Andrew led the way down some stairs into a Van Gogh painting. The headwaiter weaved his way through smoky air punctuated by the Ribena aroma of Cabernet Sauvignon evaporating in the warmth. Andrew spoke a few words, then turned to Heather; ‘It seems they have a table for two, booked in the name of McDonald - that must be us!’

Le Canard did not disappoint them. The atmosphere, the texture of the food, the extravagant corpulence of the wine. They were all perfect. The uneasiness that Andrew sometimes felt in restaurants never materialised, instead he felt relaxed and snugly content.

Heather touched his hand, ‘You will come back after Christmas, you promise?’

‘Where else would I go? Besides, you know I won’t promise. Promises cause more problems than they solve. A lot like religion really.’ Andrew deflected the conversation, he could tell that Heather was becoming sad. He did not want tears to spoil the evening. They were now drinking cognac in the Trader’s Hall. A few weeks ago, Andrew had learnt the word ‘digestif’ from a book he had been reading. This was the chance to use the word, and so they were living in decadence; drinking cognac in a building whose architecture moulded every sound into echoes distinctly from another era. The hall had been used by merchant traders from all over the empire who wished to discuss the exchange of goods originally purchased in far-off lands. He was certain that many storybook heroes of the past had drunk here. To Andrew, this escapism furthered his relationship with Heather, pushing it beyond the world of Rievaulx College, skipped lectures and snatched bedroom rendezvous’ during lunch-hours.
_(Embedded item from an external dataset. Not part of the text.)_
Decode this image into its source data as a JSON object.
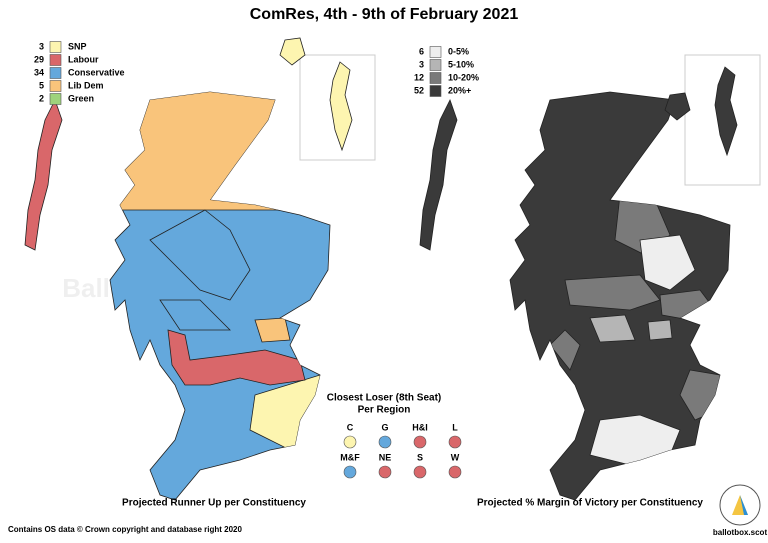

The time-lapse in arriving back in college was smoothed by a cinema-like return journey in a London-style taxi. The reds and greens streaked through the blanketed cityscape as the taxi hurtled through empty narrow streets normally pulsing with shoppers. The unfamiliarity of these blurred images held reality at bay.

In their block James was still up. He was burning crumpets in the kitchen. Andrew turned off the grill and opened the window.

‘Pom pom pom. POM! Pom paa daa de de’.

‘Your crumpets are toasted, James.’

James was holding sheet music and appeared to be deeply in his own thoughts, until the acrid carbon smell found him.

‘Thank-you.’ He put down the score.

‘We’ve been on a date tonight.’ Heather had been bursting to say something. The excitement of the night was too much for her to hold inside. She then went on to explain every material detail of the evening, pausing occasionally to lap up the encouraging noises that James vociferated as if they were notes from the operetta lying on the table.

By 1am they were spoons once more. Yet, the ardour of the evening and the passionate heat that had followed had moulded them. Now they were totally congruent. Not even a wisp of satin fitted between them as they lay perfectly still. Sleeping.